Sorry meant to add yes local authority will only remove from the highway and only on private land if posing a danger e.g. it was sticking out between drive and road and bloicking pavement for prams and pedestrians etc
I think you need to be careful here is NOT using recorded delivery / registered post as the statute does specifically say that. Its not like it just says the notice has to be in writing – which can include emails and texts (I think).
So recorded delivery is necessary. But it may be a good idea to ALSO send it by post, email whatever. The more ways you send it the less chance the tenant has to say he did not receive it and be believed …
So what happens when the tenant does not accept delivery of the recorded or registered delivery – which has to state sender’s name on the reverse – as if it HAS to be served that way then service will fail.
Hence why if that attempt has been made I doubt a Court would demand an already frustrated procedure be repeated.
The section says
The notice shall be in writing and shall be sent by post in a registered letter, or by the recorded delivery service.
It does not say anything about accepting delivery.

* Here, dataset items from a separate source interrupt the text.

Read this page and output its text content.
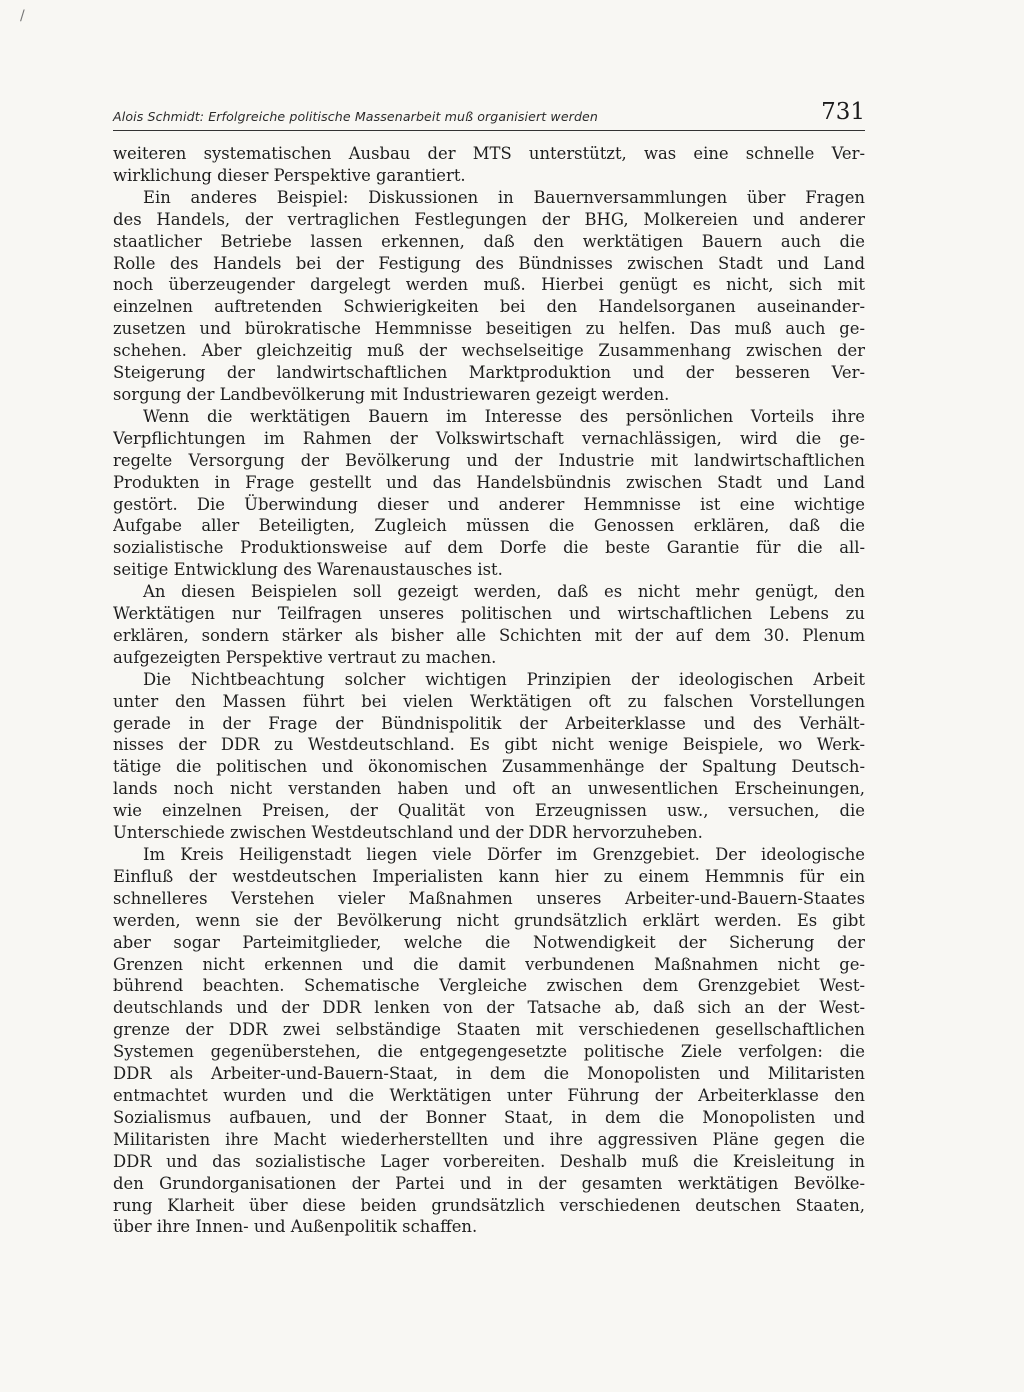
/
Alois Schmidt: Erfolgreiche politische Massenarbeit muß organisiert werden	731
weiteren systematischen Ausbau der MTS unterstützt, was eine schnelle Ver-
wirklichung dieser Perspektive garantiert.
Ein anderes Beispiel: Diskussionen in Bauernversammlungen über Fragen
des Handels, der vertraglichen Festlegungen der BHG, Molkereien und anderer
staatlicher Betriebe lassen erkennen, daß den werktätigen Bauern auch die
Rolle des Handels bei der Festigung des Bündnisses zwischen Stadt und Land
noch überzeugender dargelegt werden muß. Hierbei genügt es nicht, sich mit
einzelnen auftretenden Schwierigkeiten bei den Handelsorganen auseinander-
zusetzen und bürokratische Hemmnisse beseitigen zu helfen. Das muß auch ge-
schehen. Aber gleichzeitig muß der wechselseitige Zusammenhang zwischen der
Steigerung der landwirtschaftlichen Marktproduktion und der besseren Ver-
sorgung der Landbevölkerung mit Industriewaren gezeigt werden.
Wenn die werktätigen Bauern im Interesse des persönlichen Vorteils ihre
Verpflichtungen im Rahmen der Volkswirtschaft vernachlässigen, wird die ge-
regelte Versorgung der Bevölkerung und der Industrie mit landwirtschaftlichen
Produkten in Frage gestellt und das Handelsbündnis zwischen Stadt und Land
gestört. Die Überwindung dieser und anderer Hemmnisse ist eine wichtige
Aufgabe aller Beteiligten, Zugleich müssen die Genossen erklären, daß die
sozialistische Produktionsweise auf dem Dorfe die beste Garantie für die all-
seitige Entwicklung des Warenaustausches ist.
An diesen Beispielen soll gezeigt werden, daß es nicht mehr genügt, den
Werktätigen nur Teilfragen unseres politischen und wirtschaftlichen Lebens zu
erklären, sondern stärker als bisher alle Schichten mit der auf dem 30. Plenum
aufgezeigten Perspektive vertraut zu machen.
Die Nichtbeachtung solcher wichtigen Prinzipien der ideologischen Arbeit
unter den Massen führt bei vielen Werktätigen oft zu falschen Vorstellungen
gerade in der Frage der Bündnispolitik der Arbeiterklasse und des Verhält-
nisses der DDR zu Westdeutschland. Es gibt nicht wenige Beispiele, wo Werk-
tätige die politischen und ökonomischen Zusammenhänge der Spaltung Deutsch-
lands noch nicht verstanden haben und oft an unwesentlichen Erscheinungen,
wie einzelnen Preisen, der Qualität von Erzeugnissen usw., versuchen, die
Unterschiede zwischen Westdeutschland und der DDR hervorzuheben.
Im Kreis Heiligenstadt liegen viele Dörfer im Grenzgebiet. Der ideologische
Einfluß der westdeutschen Imperialisten kann hier zu einem Hemmnis für ein
schnelleres Verstehen vieler Maßnahmen unseres Arbeiter-und-Bauern-Staates
werden, wenn sie der Bevölkerung nicht grundsätzlich erklärt werden. Es gibt
aber sogar Parteimitglieder, welche die Notwendigkeit der Sicherung der
Grenzen nicht erkennen und die damit verbundenen Maßnahmen nicht ge-
bührend beachten. Schematische Vergleiche zwischen dem Grenzgebiet West-
deutschlands und der DDR lenken von der Tatsache ab, daß sich an der West-
grenze der DDR zwei selbständige Staaten mit verschiedenen gesellschaftlichen
Systemen gegenüberstehen, die entgegengesetzte politische Ziele verfolgen: die
DDR als Arbeiter-und-Bauern-Staat, in dem die Monopolisten und Militaristen
entmachtet wurden und die Werktätigen unter Führung der Arbeiterklasse den
Sozialismus aufbauen, und der Bonner Staat, in dem die Monopolisten und
Militaristen ihre Macht wiederherstellten und ihre aggressiven Pläne gegen die
DDR und das sozialistische Lager vorbereiten. Deshalb muß die Kreisleitung in
den Grundorganisationen der Partei und in der gesamten werktätigen Bevölke-
rung Klarheit über diese beiden grundsätzlich verschiedenen deutschen Staaten,
über ihre Innen- und Außenpolitik schaffen.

I assume that provided you can prove that it was sent – the fact that the tenant refuses delivery should not prejudice things for you.
Sorry Tessa but that is not correct there was a high profile case a few years ago dealing with a proposed rent increase on a commercial lease where the tenant returned their objection to the increase by registered mail which was not signed for at the Landlord’s office ans 3 or 4 weeks later found it’s way back unopened – and hence not served – to the tenant.
The increased rent was held to apply.
General legal comment was so would the principle to residential lettings. Recorded or registerd is now archaic and in my view potentially a minefield.
I agree that its old fashioned and out of date – that is a problem with much of our law – it is out of step with modern technology.